Die Landesvereinigung der Unternehmensverbände NRW beklagt einen „gravierenden Wettbewerbsnachteil“. Um den Abfluss von kostbarem Know How an Konkurrenten durch die Online-Veröffentlichung zu verhindern, könnten Unternehmen für ihre Projekte Standorte in NRW künftig meiden, sagte Alexander Felsch, Geschäftsführer Wirtschaftspolitik. „Jahrelange und teure Ingenieurarbeit wird dem Markt kostenlos überlassen.“

Die Opposition im Landtag sieht das ähnlich. CDU und FDP werfen der rot-grünen Landesregierung vor, mit der Regelung nicht nur Industriespionage aus dem In- und Ausland zu befördern, sondern auch Terroristen frei Haus Vorlagen für Anschlagsziele zu liefern. „Die Unternehmen selbst setzen alles daran, um Industriespionage, Cyberattacken, Terroranschläge und Sabotage zu verhindern. Dies durchkreuzt der grüne Umweltminister in bekannter industriefeindlicher Manier“, polterte der CDU-Landtagsabgeordnete Wüst.

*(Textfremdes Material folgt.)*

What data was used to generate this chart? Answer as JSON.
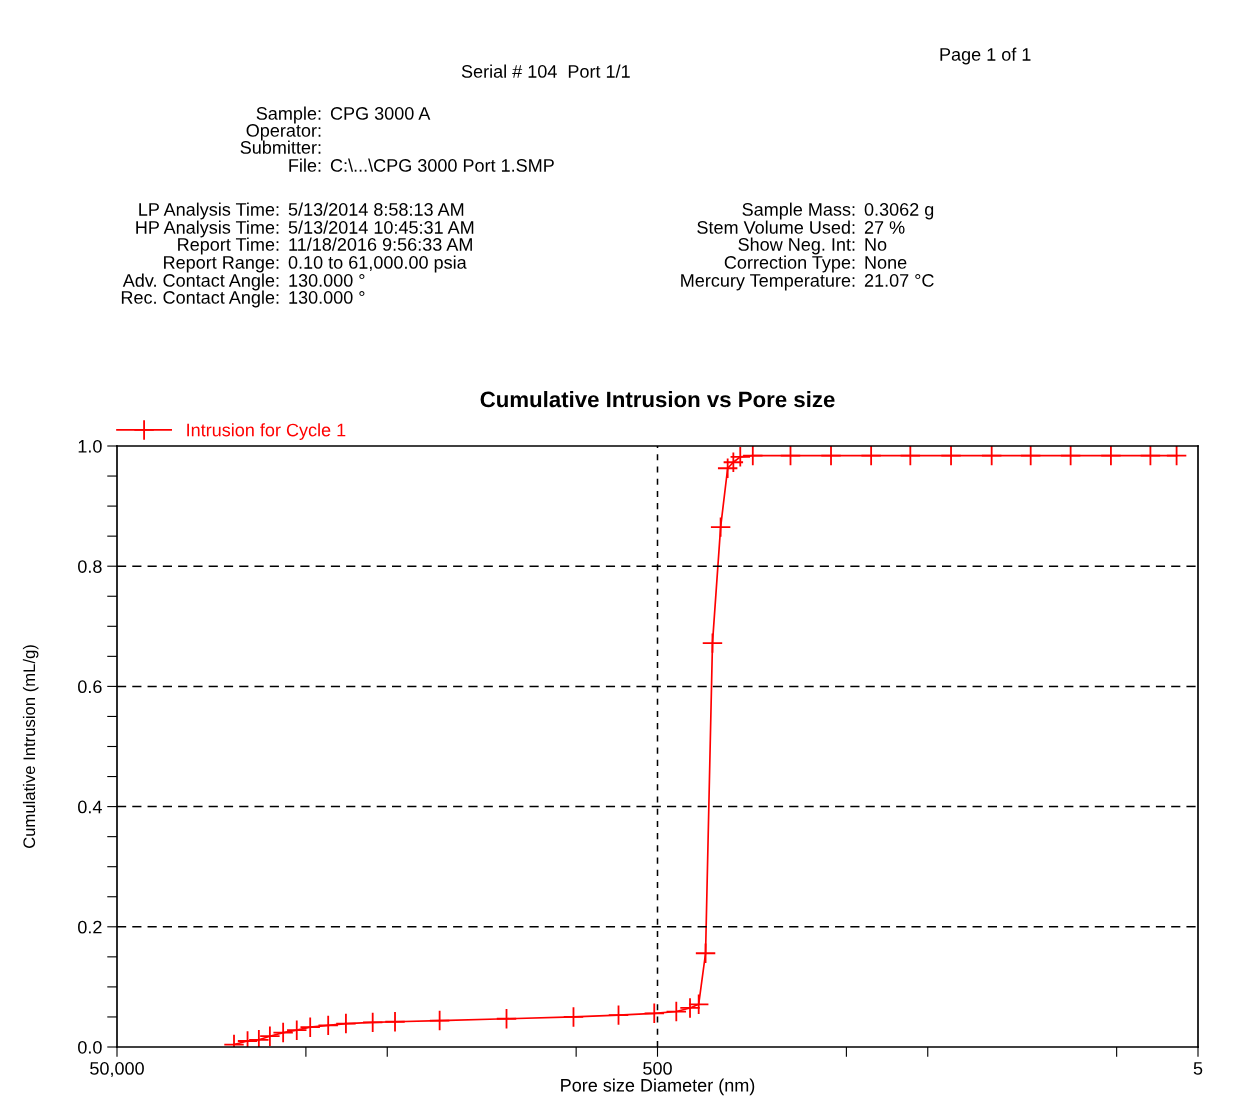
{
  "chart_data": {
    "type": "line",
    "title": "Cumulative Intrusion vs Pore size",
    "xlabel": "Pore size Diameter (nm)",
    "ylabel": "Cumulative Intrusion (mL/g)",
    "annotations": [
      "Serial # 104  Port 1/1",
      "Page 1 of 1",
      "Sample: CPG 3000 A",
      "Operator:",
      "Submitter:",
      "File: C:\\...\\CPG 3000 Port 1.SMP",
      "LP Analysis Time: 5/13/2014 8:58:13 AM",
      "HP Analysis Time: 5/13/2014 10:45:31 AM",
      "Report Time: 11/18/2016 9:56:33 AM",
      "Report Range: 0.10 to 61,000.00 psia",
      "Adv. Contact Angle: 130.000 °",
      "Rec. Contact Angle: 130.000 °",
      "Sample Mass: 0.3062 g",
      "Stem Volume Used: 27 %",
      "Show Neg. Int: No",
      "Correction Type: None",
      "Mercury Temperature: 21.07 °C"
    ],
    "series": [
      {
        "name": "Intrusion for Cycle 1",
        "color": "#ff0000",
        "x": [
          18450,
          16440,
          14930,
          13590,
          12140,
          10810,
          9640,
          8270,
          7110,
          5660,
          4680,
          3200,
          1810,
          1023,
          697,
          514,
          426,
          379,
          352,
          332,
          313,
          292,
          275,
          262,
          247,
          222,
          161,
          114,
          81,
          58,
          41,
          29,
          20.8,
          14.8,
          10.5,
          7.5,
          6.0
        ],
        "values": [
          0.004,
          0.01,
          0.012,
          0.018,
          0.024,
          0.028,
          0.033,
          0.036,
          0.039,
          0.041,
          0.042,
          0.044,
          0.047,
          0.05,
          0.053,
          0.056,
          0.059,
          0.065,
          0.071,
          0.156,
          0.672,
          0.865,
          0.963,
          0.973,
          0.982,
          0.984,
          0.984,
          0.984,
          0.984,
          0.984,
          0.984,
          0.984,
          0.984,
          0.984,
          0.984,
          0.984,
          0.984
        ]
      }
    ],
    "log": "x",
    "xlim": [
      50000,
      5
    ],
    "xticks": [
      {
        "value": 50000,
        "label": "50,000"
      },
      {
        "value": 10000,
        "label": null
      },
      {
        "value": 5000,
        "label": null
      },
      {
        "value": 1000,
        "label": null
      },
      500,
      {
        "value": 100,
        "label": null
      },
      {
        "value": 50,
        "label": null
      },
      {
        "value": 10,
        "label": null
      },
      5
    ],
    "ylim": [
      0,
      1.0
    ],
    "yticks": [
      {
        "value": 0,
        "label": "0.0"
      },
      {
        "value": 0.05,
        "label": null
      },
      {
        "value": 0.1,
        "label": null
      },
      {
        "value": 0.15,
        "label": null
      },
      {
        "value": 0.2,
        "label": "0.2"
      },
      {
        "value": 0.25,
        "label": null
      },
      {
        "value": 0.3,
        "label": null
      },
      {
        "value": 0.35,
        "label": null
      },
      {
        "value": 0.4,
        "label": "0.4"
      },
      {
        "value": 0.45,
        "label": null
      },
      {
        "value": 0.5,
        "label": null
      },
      {
        "value": 0.55,
        "label": null
      },
      {
        "value": 0.6,
        "label": "0.6"
      },
      {
        "value": 0.65,
        "label": null
      },
      {
        "value": 0.7,
        "label": null
      },
      {
        "value": 0.75,
        "label": null
      },
      {
        "value": 0.8,
        "label": "0.8"
      },
      {
        "value": 0.85,
        "label": null
      },
      {
        "value": 0.9,
        "label": null
      },
      {
        "value": 0.95,
        "label": null
      },
      {
        "value": 1.0,
        "label": "1.0"
      }
    ],
    "grid": true,
    "legend": "top left",
    "marker": "cross",
    "line_style": "solid"
  }
}
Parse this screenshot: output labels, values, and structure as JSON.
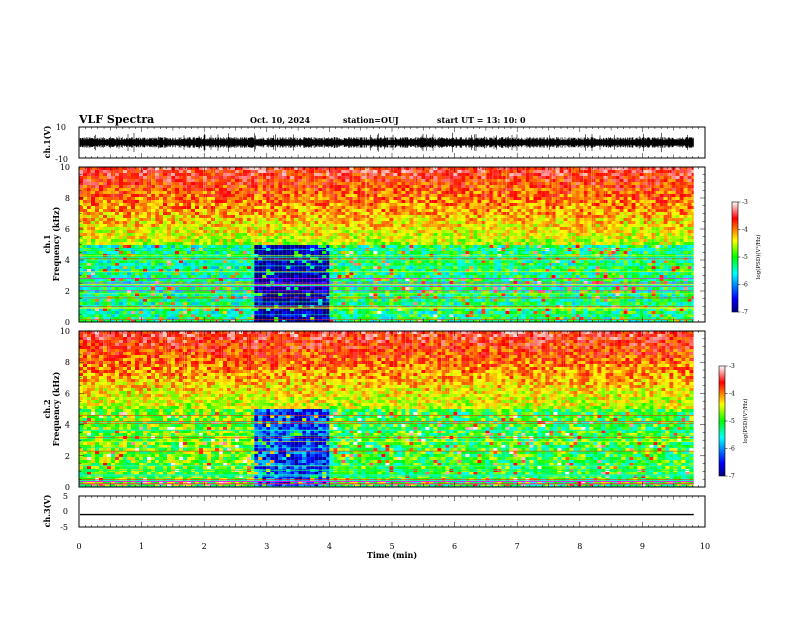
{
  "header": {
    "title": "VLF Spectra",
    "date": "Oct. 10, 2024",
    "station": "station=OUJ",
    "start_ut": "start UT =  13: 10: 0"
  },
  "chart_data": [
    {
      "type": "line",
      "name": "ch1-waveform",
      "ylabel": "ch.1(V)",
      "ylim": [
        -10,
        10
      ],
      "yticks": [
        "10",
        "-10"
      ],
      "xlim": [
        0,
        10
      ],
      "data_end_x": 9.82,
      "baseline": 0,
      "amplitude_typical": 2.5
    },
    {
      "type": "heatmap",
      "name": "ch1-spectrogram",
      "ylabel": "ch.1",
      "ylabel2": "Frequency (kHz)",
      "ylim": [
        0,
        10
      ],
      "yticks": [
        "0",
        "2",
        "4",
        "6",
        "8",
        "10"
      ],
      "xlim": [
        0,
        10
      ],
      "data_end_x": 9.82,
      "colorbar": {
        "label": "log(PSD)(V²/Hz)",
        "ticks": [
          "-3",
          "-4",
          "-5",
          "-6",
          "-7"
        ],
        "range": [
          -7,
          -3
        ]
      },
      "segments": [
        {
          "x0": 0.0,
          "x1": 2.8,
          "level_low": -5.3
        },
        {
          "x0": 2.8,
          "x1": 4.0,
          "level_low": -6.9
        },
        {
          "x0": 4.0,
          "x1": 7.55,
          "level_low": -5.2
        },
        {
          "x0": 7.55,
          "x1": 9.82,
          "level_low": -5.2
        }
      ]
    },
    {
      "type": "heatmap",
      "name": "ch2-spectrogram",
      "ylabel": "ch.2",
      "ylabel2": "Frequency (kHz)",
      "ylim": [
        0,
        10
      ],
      "yticks": [
        "0",
        "2",
        "4",
        "6",
        "8",
        "10"
      ],
      "xlim": [
        0,
        10
      ],
      "data_end_x": 9.82,
      "colorbar": {
        "label": "log(PSD)(V²/Hz)",
        "ticks": [
          "-3",
          "-4",
          "-5",
          "-6",
          "-7"
        ],
        "range": [
          -7,
          -3
        ]
      },
      "segments": [
        {
          "x0": 0.0,
          "x1": 2.8,
          "level_low": -4.8
        },
        {
          "x0": 2.8,
          "x1": 4.0,
          "level_low": -6.3
        },
        {
          "x0": 4.0,
          "x1": 9.82,
          "level_low": -5.0
        }
      ]
    },
    {
      "type": "line",
      "name": "ch3-waveform",
      "ylabel": "ch.3(V)",
      "ylim": [
        -5,
        5
      ],
      "yticks": [
        "5",
        "0",
        "-5"
      ],
      "xlim": [
        0,
        10
      ],
      "data_end_x": 9.82,
      "baseline": -1.0,
      "amplitude_typical": 0
    }
  ],
  "x_axis": {
    "label": "Time (min)",
    "ticks": [
      "0",
      "1",
      "2",
      "3",
      "4",
      "5",
      "6",
      "7",
      "8",
      "9",
      "10"
    ]
  }
}
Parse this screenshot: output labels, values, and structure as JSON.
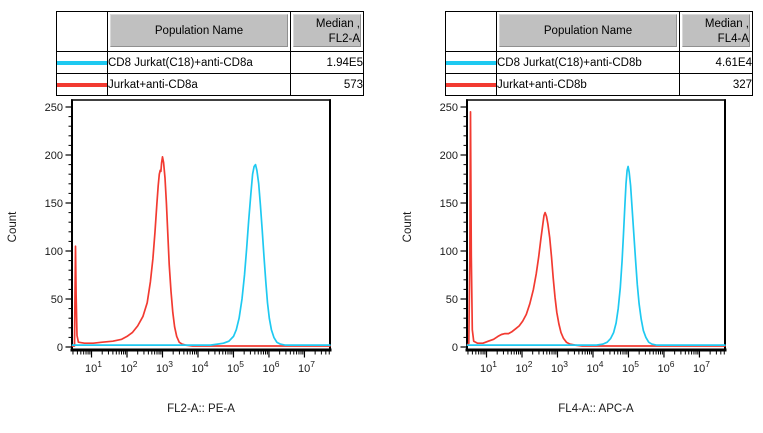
{
  "colors": {
    "cyan": "#1EC9F1",
    "red": "#F23A31",
    "header_bg": "#C0C0C0",
    "axis": "#000000",
    "text": "#1A1A1A",
    "background": "#FFFFFF"
  },
  "panels": [
    {
      "id": "fl2",
      "legend": {
        "header": {
          "population": "Population Name",
          "median_line1": "Median ,",
          "median_line2": "FL2-A"
        },
        "rows": [
          {
            "name": "CD8 Jurkat(C18)+anti-CD8a",
            "median": "1.94E5",
            "swatch_color": "#1EC9F1"
          },
          {
            "name": "Jurkat+anti-CD8a",
            "median": "573",
            "swatch_color": "#F23A31"
          }
        ]
      }
    },
    {
      "id": "fl4",
      "legend": {
        "header": {
          "population": "Population Name",
          "median_line1": "Median ,",
          "median_line2": "FL4-A"
        },
        "rows": [
          {
            "name": "CD8 Jurkat(C18)+anti-CD8b",
            "median": "4.61E4",
            "swatch_color": "#1EC9F1"
          },
          {
            "name": "Jurkat+anti-CD8b",
            "median": "327",
            "swatch_color": "#F23A31"
          }
        ]
      }
    }
  ],
  "chart_data": [
    {
      "type": "line",
      "title": "",
      "xlabel": "FL2-A:: PE-A",
      "ylabel": "Count",
      "x_scale": "log10",
      "xlim_log": [
        0.45,
        7.72
      ],
      "ylim": [
        0,
        250
      ],
      "yticks": [
        0,
        50,
        100,
        150,
        200,
        250
      ],
      "xtick_decades": [
        1,
        2,
        3,
        4,
        5,
        6,
        7
      ],
      "grid": false,
      "legend_position": "table-above",
      "series": [
        {
          "name": "Jurkat+anti-CD8a",
          "color": "#F23A31",
          "median": 573,
          "peak": {
            "x": 1000,
            "count": 198
          },
          "points_logx_count": [
            [
              0.46,
              1
            ],
            [
              0.52,
              1
            ],
            [
              0.535,
              55
            ],
            [
              0.55,
              105
            ],
            [
              0.565,
              55
            ],
            [
              0.59,
              12
            ],
            [
              0.63,
              5
            ],
            [
              0.8,
              4
            ],
            [
              1.05,
              4
            ],
            [
              1.3,
              5
            ],
            [
              1.6,
              6
            ],
            [
              1.85,
              8
            ],
            [
              2.0,
              11
            ],
            [
              2.15,
              15
            ],
            [
              2.3,
              22
            ],
            [
              2.45,
              32
            ],
            [
              2.57,
              46
            ],
            [
              2.66,
              68
            ],
            [
              2.73,
              92
            ],
            [
              2.79,
              120
            ],
            [
              2.84,
              148
            ],
            [
              2.88,
              168
            ],
            [
              2.91,
              180
            ],
            [
              2.935,
              184
            ],
            [
              2.955,
              183
            ],
            [
              2.975,
              192
            ],
            [
              3.0,
              198
            ],
            [
              3.03,
              192
            ],
            [
              3.07,
              176
            ],
            [
              3.11,
              150
            ],
            [
              3.15,
              118
            ],
            [
              3.19,
              86
            ],
            [
              3.24,
              58
            ],
            [
              3.29,
              36
            ],
            [
              3.34,
              21
            ],
            [
              3.4,
              11
            ],
            [
              3.47,
              5
            ],
            [
              3.55,
              3
            ],
            [
              3.65,
              2
            ],
            [
              3.85,
              1
            ],
            [
              4.3,
              1
            ],
            [
              5.0,
              1
            ],
            [
              6.0,
              1
            ],
            [
              7.0,
              1
            ],
            [
              7.72,
              1
            ]
          ]
        },
        {
          "name": "CD8 Jurkat(C18)+anti-CD8a",
          "color": "#1EC9F1",
          "median": 194000,
          "peak": {
            "x": 400000,
            "count": 190
          },
          "points_logx_count": [
            [
              0.46,
              2
            ],
            [
              1.2,
              2
            ],
            [
              2.2,
              2
            ],
            [
              3.2,
              2
            ],
            [
              4.0,
              2
            ],
            [
              4.35,
              2
            ],
            [
              4.55,
              3
            ],
            [
              4.72,
              4
            ],
            [
              4.87,
              6
            ],
            [
              5.0,
              11
            ],
            [
              5.08,
              18
            ],
            [
              5.16,
              30
            ],
            [
              5.24,
              50
            ],
            [
              5.31,
              75
            ],
            [
              5.37,
              102
            ],
            [
              5.43,
              132
            ],
            [
              5.49,
              160
            ],
            [
              5.54,
              180
            ],
            [
              5.58,
              188
            ],
            [
              5.62,
              190
            ],
            [
              5.66,
              184
            ],
            [
              5.71,
              170
            ],
            [
              5.76,
              148
            ],
            [
              5.81,
              122
            ],
            [
              5.86,
              94
            ],
            [
              5.91,
              68
            ],
            [
              5.96,
              46
            ],
            [
              6.01,
              30
            ],
            [
              6.07,
              18
            ],
            [
              6.14,
              10
            ],
            [
              6.22,
              5
            ],
            [
              6.32,
              3
            ],
            [
              6.45,
              2
            ],
            [
              7.0,
              2
            ],
            [
              7.72,
              2
            ]
          ]
        }
      ]
    },
    {
      "type": "line",
      "title": "",
      "xlabel": "FL4-A:: APC-A",
      "ylabel": "Count",
      "x_scale": "log10",
      "xlim_log": [
        0.45,
        7.72
      ],
      "ylim": [
        0,
        250
      ],
      "yticks": [
        0,
        50,
        100,
        150,
        200,
        250
      ],
      "xtick_decades": [
        1,
        2,
        3,
        4,
        5,
        6,
        7
      ],
      "grid": false,
      "legend_position": "table-above",
      "series": [
        {
          "name": "Jurkat+anti-CD8b",
          "color": "#F23A31",
          "median": 327,
          "peak": {
            "x": 430,
            "count": 140
          },
          "points_logx_count": [
            [
              0.46,
              2
            ],
            [
              0.5,
              4
            ],
            [
              0.53,
              90
            ],
            [
              0.55,
              245
            ],
            [
              0.57,
              95
            ],
            [
              0.6,
              18
            ],
            [
              0.64,
              6
            ],
            [
              0.75,
              4
            ],
            [
              0.9,
              4
            ],
            [
              1.05,
              6
            ],
            [
              1.2,
              8
            ],
            [
              1.32,
              11
            ],
            [
              1.42,
              13
            ],
            [
              1.52,
              14
            ],
            [
              1.62,
              14
            ],
            [
              1.72,
              16
            ],
            [
              1.82,
              19
            ],
            [
              1.92,
              22
            ],
            [
              2.02,
              27
            ],
            [
              2.12,
              34
            ],
            [
              2.22,
              45
            ],
            [
              2.32,
              60
            ],
            [
              2.4,
              76
            ],
            [
              2.47,
              94
            ],
            [
              2.53,
              112
            ],
            [
              2.58,
              126
            ],
            [
              2.62,
              137
            ],
            [
              2.65,
              140
            ],
            [
              2.69,
              136
            ],
            [
              2.73,
              128
            ],
            [
              2.78,
              114
            ],
            [
              2.83,
              94
            ],
            [
              2.88,
              72
            ],
            [
              2.93,
              52
            ],
            [
              2.98,
              36
            ],
            [
              3.04,
              24
            ],
            [
              3.1,
              15
            ],
            [
              3.17,
              9
            ],
            [
              3.25,
              5
            ],
            [
              3.35,
              3
            ],
            [
              3.5,
              2
            ],
            [
              3.7,
              1
            ],
            [
              4.3,
              1
            ],
            [
              5.2,
              1
            ],
            [
              6.2,
              1
            ],
            [
              7.2,
              1
            ],
            [
              7.72,
              1
            ]
          ]
        },
        {
          "name": "CD8 Jurkat(C18)+anti-CD8b",
          "color": "#1EC9F1",
          "median": 46100,
          "peak": {
            "x": 90000,
            "count": 188
          },
          "points_logx_count": [
            [
              0.46,
              2
            ],
            [
              1.3,
              2
            ],
            [
              2.3,
              2
            ],
            [
              3.3,
              2
            ],
            [
              3.9,
              2
            ],
            [
              4.1,
              2
            ],
            [
              4.28,
              3
            ],
            [
              4.4,
              5
            ],
            [
              4.5,
              9
            ],
            [
              4.58,
              15
            ],
            [
              4.65,
              25
            ],
            [
              4.71,
              40
            ],
            [
              4.77,
              62
            ],
            [
              4.82,
              90
            ],
            [
              4.86,
              118
            ],
            [
              4.9,
              148
            ],
            [
              4.93,
              170
            ],
            [
              4.96,
              184
            ],
            [
              4.99,
              188
            ],
            [
              5.02,
              182
            ],
            [
              5.06,
              168
            ],
            [
              5.1,
              146
            ],
            [
              5.15,
              118
            ],
            [
              5.2,
              90
            ],
            [
              5.25,
              65
            ],
            [
              5.3,
              45
            ],
            [
              5.36,
              29
            ],
            [
              5.42,
              17
            ],
            [
              5.49,
              10
            ],
            [
              5.57,
              5
            ],
            [
              5.66,
              3
            ],
            [
              5.78,
              2
            ],
            [
              6.3,
              2
            ],
            [
              7.0,
              2
            ],
            [
              7.72,
              2
            ]
          ]
        }
      ]
    }
  ]
}
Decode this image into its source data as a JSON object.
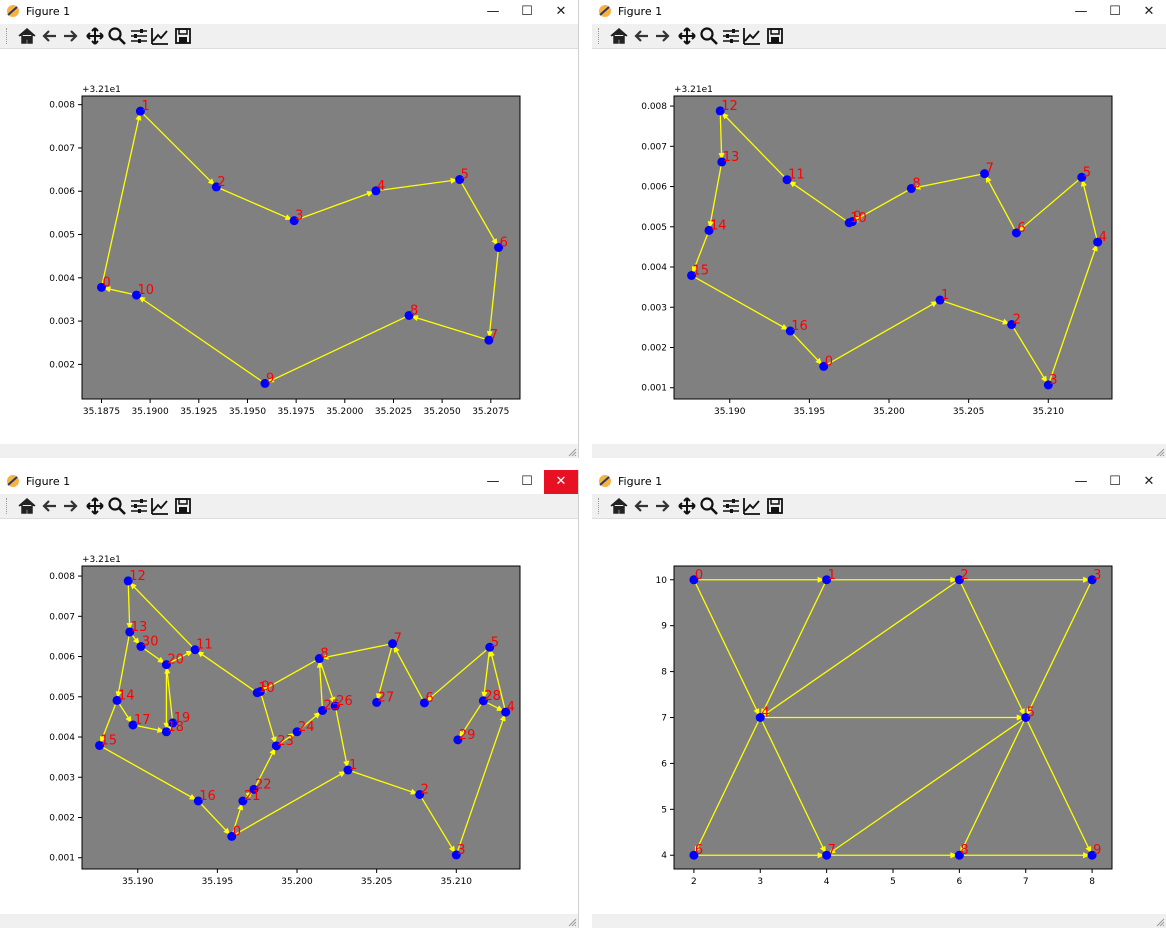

Matthias Machnig, Staatssekretär im Bundeswirtschaftsministerium, hat in einem Brief an einen Unternehmerverband geschrieben, die Veröffentlichung von Antragsunterlagen im Internet „hätte auch aus unserer Sicht nachteilige Auswirkungen auf die Wahrung von Betriebsgeheimnissen und Urheberrechten. Auch die von Ihnen angesprochenen Gefahren terroristischer Aktivitäten und Cyberattacken nehmen wir ernst.“

Keine Nutzen-Analyse

Trotz anhaltender Kritik hat Umweltminister Remmel offenbar darauf verzichtet, eine Analyse über den Nutzen seines Erlasses in Auftrag zu geben. Die Behörde hat weder Daten über die Zahl der Downloads erfasst noch überprüfen lassen, ob es etwa vermehrt Zugriffe aus dem fernen Ausland gibt.

Die Münsterländer Firma MaXXcon fragte sich, welcher Bürger denn ihre vier dicken Aktenordner Material überhaupt verstehen könne.